AINA News
Protecting the World's Endangered Languages
By Tim Brookes

(AINA) -- Three years ago, when I began carving the Endangered Alphabets, I discovered that even though the world has between 6,000 and 7,000 languages, those languages are written in fewer than a hundred scripts -- alphabets or other writing systems based on syllables or consonants. What's more, at least a third of those writing systems are in danger of extinction.

Some are dying because they are used by an oppressed political minority. Some are dying because it's simply more convenient to use the global writing systems -- such as the Latin alphabet, Chinese, Cyrillic, Arabic and a handful of others -- than to carry on using a script for which there are no computer keyboards or fonts. And some are dying because the people who use them have been forced to flee their homelands.

Assyrians know this all too well -- and they know what happens when a diaspora, or forced dispersal, takes place. Even if they join an existing community in a new host nation, they are now forced to use two languages rather than one, and in the case of Assyrian (and Mandaic, and Cherokee) they may even have to use two entirely different writing systems rather than one.

Time makes the situation even more perilous. The next generation is primarily educated in the host language. Even in the new experimental total -- immersion Cherokee schools, where children speak Cherokee all day and read and write the Cherokee syllabary invented nearly 200 years ago by Sequoyah, the state requires them to take standardized tests in English using the Latin alphabet.

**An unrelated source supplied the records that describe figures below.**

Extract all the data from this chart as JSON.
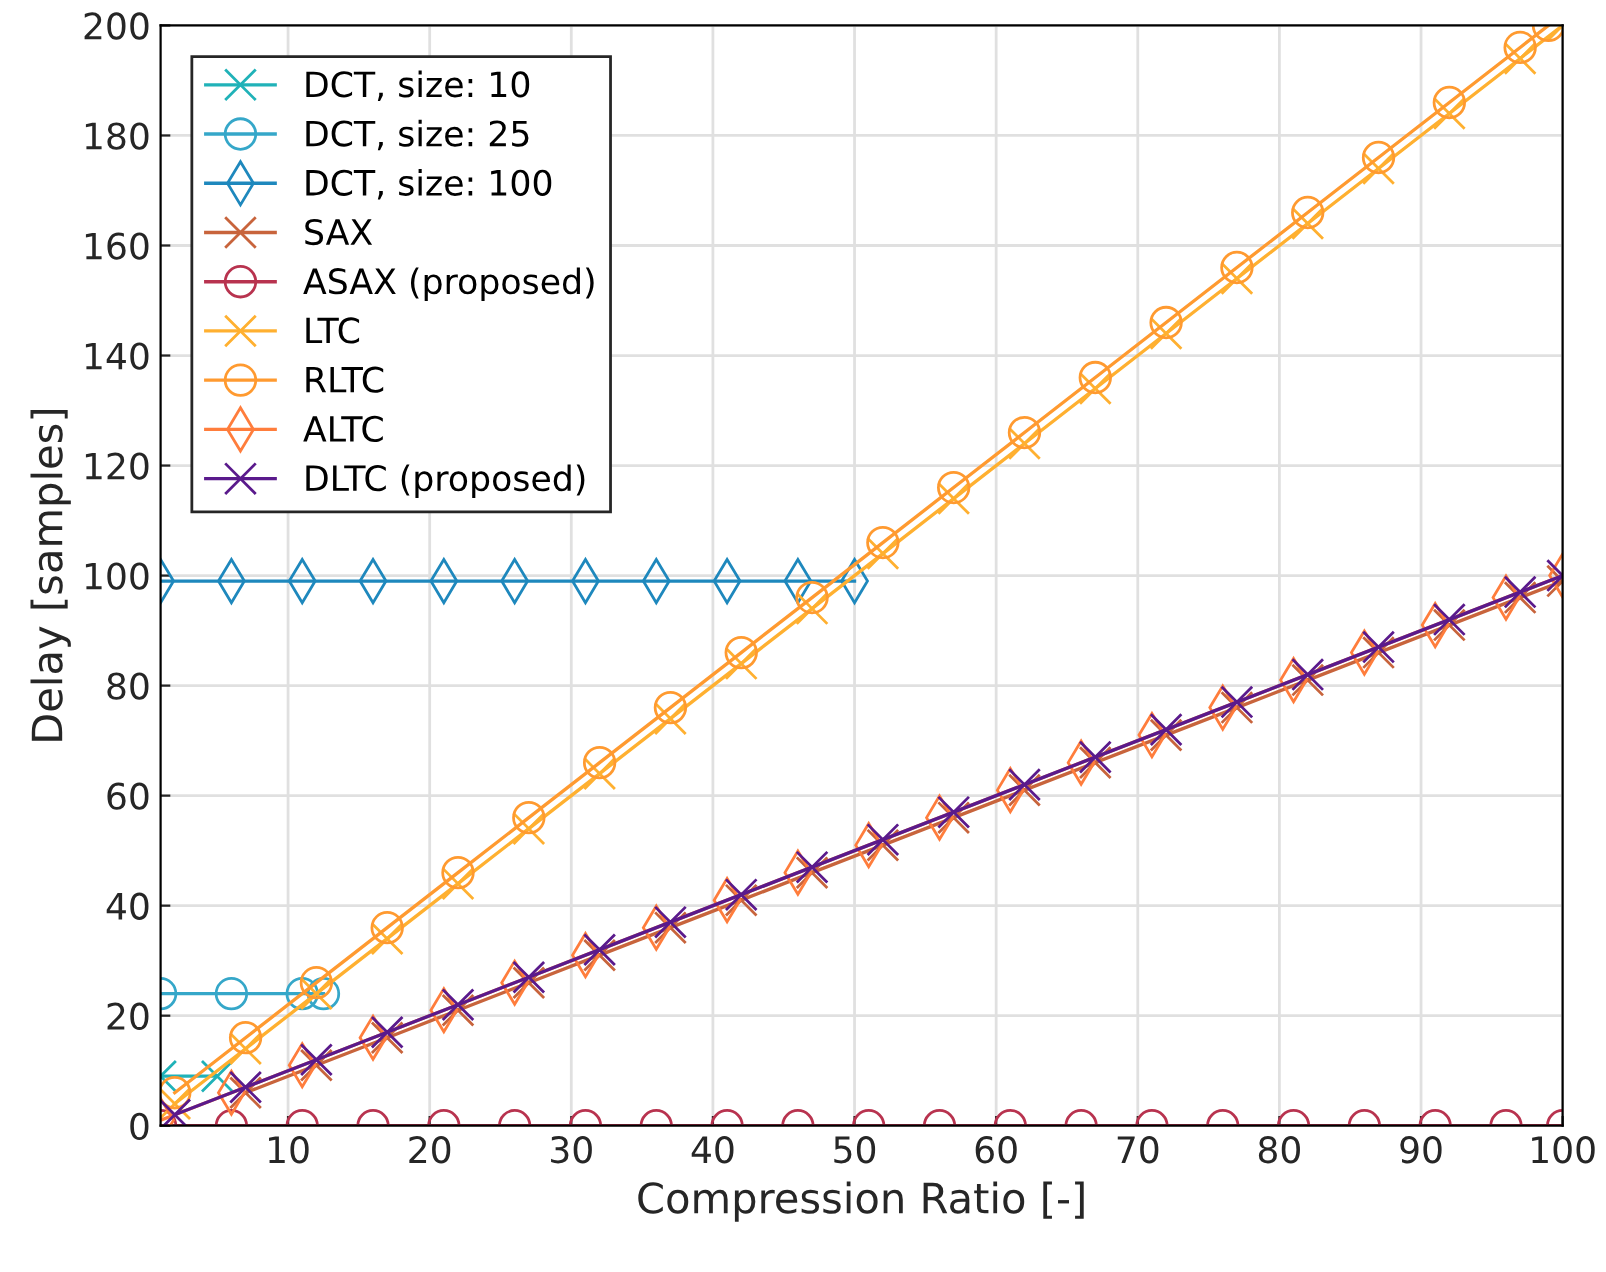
{
  "chart_data": {
    "type": "line",
    "xlabel": "Compression Ratio [-]",
    "ylabel": "Delay [samples]",
    "xlim": [
      1,
      100
    ],
    "ylim": [
      0,
      200
    ],
    "xticks": [
      10,
      20,
      30,
      40,
      50,
      60,
      70,
      80,
      90,
      100
    ],
    "yticks": [
      0,
      20,
      40,
      60,
      80,
      100,
      120,
      140,
      160,
      180,
      200
    ],
    "grid": true,
    "legend": "top left",
    "series": [
      {
        "name": "DCT, size: 10",
        "color": "#20b2b8",
        "marker": "cross",
        "x": [
          1,
          5
        ],
        "values": [
          9,
          9
        ]
      },
      {
        "name": "DCT, size: 25",
        "color": "#35a7c9",
        "marker": "circle",
        "x": [
          1,
          6,
          11,
          12.5
        ],
        "values": [
          24,
          24,
          24,
          24
        ]
      },
      {
        "name": "DCT, size: 100",
        "color": "#1e88bd",
        "marker": "diamond",
        "x": [
          1,
          6,
          11,
          16,
          21,
          26,
          31,
          36,
          41,
          46,
          50
        ],
        "values": [
          99,
          99,
          99,
          99,
          99,
          99,
          99,
          99,
          99,
          99,
          99
        ]
      },
      {
        "name": "SAX",
        "color": "#c8643c",
        "marker": "cross",
        "x": [
          7,
          12,
          17,
          22,
          27,
          32,
          37,
          42,
          47,
          52,
          57,
          62,
          67,
          72,
          77,
          82,
          87,
          92,
          97,
          100
        ],
        "values": [
          6,
          11,
          16,
          21,
          26,
          31,
          36,
          41,
          46,
          51,
          56,
          61,
          66,
          71,
          76,
          81,
          86,
          91,
          96,
          99
        ]
      },
      {
        "name": "ASAX (proposed)",
        "color": "#b8334f",
        "marker": "circle",
        "x": [
          1,
          6,
          11,
          16,
          21,
          26,
          31,
          36,
          41,
          46,
          51,
          56,
          61,
          66,
          71,
          76,
          81,
          86,
          91,
          96,
          100
        ],
        "values": [
          0,
          0,
          0,
          0,
          0,
          0,
          0,
          0,
          0,
          0,
          0,
          0,
          0,
          0,
          0,
          0,
          0,
          0,
          0,
          0,
          0
        ]
      },
      {
        "name": "LTC",
        "color": "#ffb030",
        "marker": "cross",
        "x": [
          2,
          7,
          12,
          17,
          22,
          27,
          32,
          37,
          42,
          47,
          52,
          57,
          62,
          67,
          72,
          77,
          82,
          87,
          92,
          97,
          100
        ],
        "values": [
          4,
          14,
          24,
          34,
          44,
          54,
          64,
          74,
          84,
          94,
          104,
          114,
          124,
          134,
          144,
          154,
          164,
          174,
          184,
          194,
          200
        ]
      },
      {
        "name": "RLTC",
        "color": "#ff9a30",
        "marker": "circle",
        "x": [
          2,
          7,
          12,
          17,
          22,
          27,
          32,
          37,
          42,
          47,
          52,
          57,
          62,
          67,
          72,
          77,
          82,
          87,
          92,
          97,
          99
        ],
        "values": [
          6,
          16,
          26,
          36,
          46,
          56,
          66,
          76,
          86,
          96,
          106,
          116,
          126,
          136,
          146,
          156,
          166,
          176,
          186,
          196,
          200
        ]
      },
      {
        "name": "ALTC",
        "color": "#ff7d3c",
        "marker": "diamond",
        "x": [
          1,
          6,
          11,
          16,
          21,
          26,
          31,
          36,
          41,
          46,
          51,
          56,
          61,
          66,
          71,
          76,
          81,
          86,
          91,
          96,
          100
        ],
        "values": [
          1,
          6,
          11,
          16,
          21,
          26,
          31,
          36,
          41,
          46,
          51,
          56,
          61,
          66,
          71,
          76,
          81,
          86,
          91,
          96,
          100
        ]
      },
      {
        "name": "DLTC (proposed)",
        "color": "#5a1a8c",
        "marker": "cross",
        "x": [
          2,
          7,
          12,
          17,
          22,
          27,
          32,
          37,
          42,
          47,
          52,
          57,
          62,
          67,
          72,
          77,
          82,
          87,
          92,
          97,
          100
        ],
        "values": [
          2,
          7,
          12,
          17,
          22,
          27,
          32,
          37,
          42,
          47,
          52,
          57,
          62,
          67,
          72,
          77,
          82,
          87,
          92,
          97,
          100
        ]
      }
    ]
  }
}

What's more, the young are especially drawn to popular culture, and popular culture -- television, radio, the Internet -- is dominated by the major world languages and the major world writing systems. While I was in Bangladesh recently searching for people who can still read and write the indigenous ethnic scripts of the Mro and the Chakma people, I spent some time studying Bangladesh television channels. Even though the TV offered nearly 100 channels, only 24 of those had audio in a language other than English. Even the Bengali channels often featured text in Latin letters and numbers. Only two channels were through and through Bengali, and none at all were in Mro or Chakma. TV is no friend to indigenous language and culture.

The Internet may be even worse. Even though individual scholars, translators, graphic designers and code writers are creating Unicode computer fonts for minority writing systems, including Syriac (modern Assyrian), at the same time Facebook is having exactly the opposite effect. The traditional Balinese script, for example, is endangered, but I discovered it was easy enough to find Balinese on Facebook -- where they write using the Latin alphabet. Even my Mro contacts in Bangladesh were on Facebook. In a decade it's possible that the only alphabets left in general use in the world may be those accepted by Facebook.

My hope is that my Endangered Alphabets Project will at least draw attention to this issue, and may even do something slightly more. I would like to create a number of carvings based on traditional handwriting in endangered scripts such as Syriac.

As things stand, I have a good friend, Dr. Charles Haberl of Rutgers University, who can translate into modern Assyrian and convert the text into the Unicode computer font, and I have carved a couple of pieces using his help in this way.

But I would prefer something written by hand. Handwriting is an extraordinary and under-appreciated skill: it combines in equal measure the need for universality and clarity, so all can understand it, with the opportunity for individual self-expression, so we can recognize the person who wrote what we read.

What I would really like to do, then, is to be in contact with someone who can write something for me -- perhaps a short poem, perhaps a proverb, something that deeply expresses Assyrian culture and tradition -- by hand, so what I carve is a replica of the actual movement of a human hand, with its own expression of that hand's owner and his or her mind.

In a way, that is what writing offers, and has always offered the chance for one person to withstand time. My aim is to add another layer; by carving the Endangered Alphabets, I'm also hoping to enable one culture to withstand time, no matter how few its numbers, or how far from home.